Veerman Hans, van der Graaf Sophia H, Meijer Dennie, Hagens Marinus J, Tillier Corinne N, van Leeuwen Pim J, van der Poel Henk G, Vis André N
Department of Urology, Netherlands Cancer Institute, Antoni van Leeuwenhoek Hospital, 1066 CX Amsterdam, The Netherlands.
Department of Urology, Amsterdam University Medical Centers, 1066 CX Amsterdam, The Netherlands.
Biomedicines. 2023 Feb 28;11(3):727. doi: 10.3390/biomedicines11030727.
The currently advised follow-up scheme of PSA testing after robot-assisted radical prostatectomy (RARP) is strict and might pose a burden to our healthcare system. We aimed to optimize the 1-year follow-up scheme for patients who undergo RARP.
All patients with histologically-proven prostate cancer (PCa) who underwent RARP between 2018 and August 2022 in the Prostate Cancer Network in the Netherlands were retrospectively evaluated. We excluded patients who underwent salvage RARP and patients who had <1 year of PSA follow-up. Postoperative PSA values were collected. Biochemical persistence (BCP) was defined as PSA level >0.10 ng/mL at 0-4 months after RARP, whereas biochemical recurrence (BCR) was defined as PSA level >0.2 ng/mL at any time point after RARP. We aimed to identify a group of patients who had a very low risk of BCR at different time points after surgery.
Of all 1155 patients, BCP was observed in 151 (13%), of whom 79 (6.8%) had PSA ≥ 0.2 ng/mL. BCR further developed in 51 (4.7%) and 37 (3.4%) patients at 5-8 and 9-12 months after RARP, respectively. In 12 patients, BCR was found at 5-8 months after RARP in the absence of BCP. These patients represented 1.2% (12/1004) of the entire group. In other words, 98.8% (992/1004) of patients who had an unmeasurable PSA level at 0-4 months after RARP also had an unmeasurable PSA level 5-8 months after surgery. Limitations are the retrospective design and incomplete follow-up.

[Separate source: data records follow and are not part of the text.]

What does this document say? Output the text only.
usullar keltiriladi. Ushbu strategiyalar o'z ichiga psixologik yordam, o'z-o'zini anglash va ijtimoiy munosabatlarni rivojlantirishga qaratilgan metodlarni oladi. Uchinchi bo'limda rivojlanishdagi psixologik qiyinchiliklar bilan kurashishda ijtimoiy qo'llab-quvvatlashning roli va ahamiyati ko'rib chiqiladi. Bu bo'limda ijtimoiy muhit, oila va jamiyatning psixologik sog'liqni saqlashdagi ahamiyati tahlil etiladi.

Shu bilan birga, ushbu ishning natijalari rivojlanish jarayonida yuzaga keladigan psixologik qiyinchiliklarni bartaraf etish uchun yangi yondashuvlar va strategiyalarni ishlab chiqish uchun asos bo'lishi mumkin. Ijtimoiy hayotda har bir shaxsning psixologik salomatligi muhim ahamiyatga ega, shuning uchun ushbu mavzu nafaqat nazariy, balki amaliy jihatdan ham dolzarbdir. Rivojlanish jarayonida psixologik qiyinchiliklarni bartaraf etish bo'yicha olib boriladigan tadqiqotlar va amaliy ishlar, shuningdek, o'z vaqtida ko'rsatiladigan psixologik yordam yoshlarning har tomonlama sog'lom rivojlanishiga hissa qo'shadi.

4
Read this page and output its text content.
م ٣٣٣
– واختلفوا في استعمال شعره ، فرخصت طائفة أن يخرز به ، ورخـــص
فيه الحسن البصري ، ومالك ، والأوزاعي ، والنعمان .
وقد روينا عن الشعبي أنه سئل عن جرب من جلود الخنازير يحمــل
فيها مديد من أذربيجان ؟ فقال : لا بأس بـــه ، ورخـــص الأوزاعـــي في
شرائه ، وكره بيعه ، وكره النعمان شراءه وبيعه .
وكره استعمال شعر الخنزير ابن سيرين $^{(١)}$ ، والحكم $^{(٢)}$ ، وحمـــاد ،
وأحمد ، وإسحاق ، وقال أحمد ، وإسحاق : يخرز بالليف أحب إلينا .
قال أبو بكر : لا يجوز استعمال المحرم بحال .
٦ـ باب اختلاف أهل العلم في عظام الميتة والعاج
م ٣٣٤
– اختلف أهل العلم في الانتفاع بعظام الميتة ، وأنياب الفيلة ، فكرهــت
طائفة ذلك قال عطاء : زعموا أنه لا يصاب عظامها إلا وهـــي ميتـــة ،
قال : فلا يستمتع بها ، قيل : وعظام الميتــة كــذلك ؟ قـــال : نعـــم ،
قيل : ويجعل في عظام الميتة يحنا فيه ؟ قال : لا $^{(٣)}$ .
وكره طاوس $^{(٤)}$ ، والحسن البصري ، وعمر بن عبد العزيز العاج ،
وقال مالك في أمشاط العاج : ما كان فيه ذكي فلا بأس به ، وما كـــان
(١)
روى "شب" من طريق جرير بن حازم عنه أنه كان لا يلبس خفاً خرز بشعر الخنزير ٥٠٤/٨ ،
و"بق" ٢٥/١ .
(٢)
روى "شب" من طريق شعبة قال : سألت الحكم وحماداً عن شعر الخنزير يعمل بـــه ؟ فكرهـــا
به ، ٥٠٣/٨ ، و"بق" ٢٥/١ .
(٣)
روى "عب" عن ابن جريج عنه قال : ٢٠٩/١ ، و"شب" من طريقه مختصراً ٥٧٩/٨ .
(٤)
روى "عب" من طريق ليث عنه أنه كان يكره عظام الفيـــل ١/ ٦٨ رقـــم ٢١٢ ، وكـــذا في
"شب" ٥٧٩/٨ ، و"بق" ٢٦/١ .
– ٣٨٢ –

Patients with an unmeasurable PSA level at 3-4 months after RARP may not need to be retested until 12 months of follow-up, as almost 100% of patients will not have the biochemically recurrent disease at 5-8 months of follow-up. This will reduce PSA testing substantially at the cost of hardly any missed patients with recurrent disease.
目前建议的机器人辅助根治性前列腺切除术(RARP)后前列腺特异性抗原(PSA)检测随访方案较为严格,可能给我们的医疗系统带来负担。我们旨在优化接受RARP患者的1年随访方案。
对2018年至2022年8月期间在荷兰前列腺癌网络中接受RARP且组织学证实为前列腺癌(PCa)的所有患者进行回顾性评估。我们排除了接受挽救性RARP的患者以及PSA随访时间不足1年的患者。收集术后PSA值。生化持续性(BCP)定义为RARP后0至4个月时PSA水平>0.10 ng/mL,而生化复发(BCR)定义为RARP后任何时间点PSA水平>0.2 ng/mL。我们旨在确定一组在术后不同时间点BCR风险极低的患者。
在所有1155例患者中,151例(13%)观察到BCP,其中79例(6.8%)PSA≥0.2 ng/mL。分别在RARP后5至8个月和9至12个月,另有51例(4.7%)和37例(3.4%)患者发生BCR。在12例患者中,RARP后5至8个月时在无BCP的情况下发现BCR。这些患者占整个队列的1.2%(12/1004)。换句话说,RARP后0至4个月时PSA水平不可测的患者中,98.8%(992/1004)在术后5至8个月时PSA水平也不可测。局限性在于回顾性设计和随访不完全。
RARP后3至4个月时PSA水平不可测的患者,可能无需在随访12个月前再次检测,因为几乎100%的患者在随访5至8个月时不会出现生化复发疾病。这将大幅减少PSA检测,而几乎不会遗漏复发疾病患者。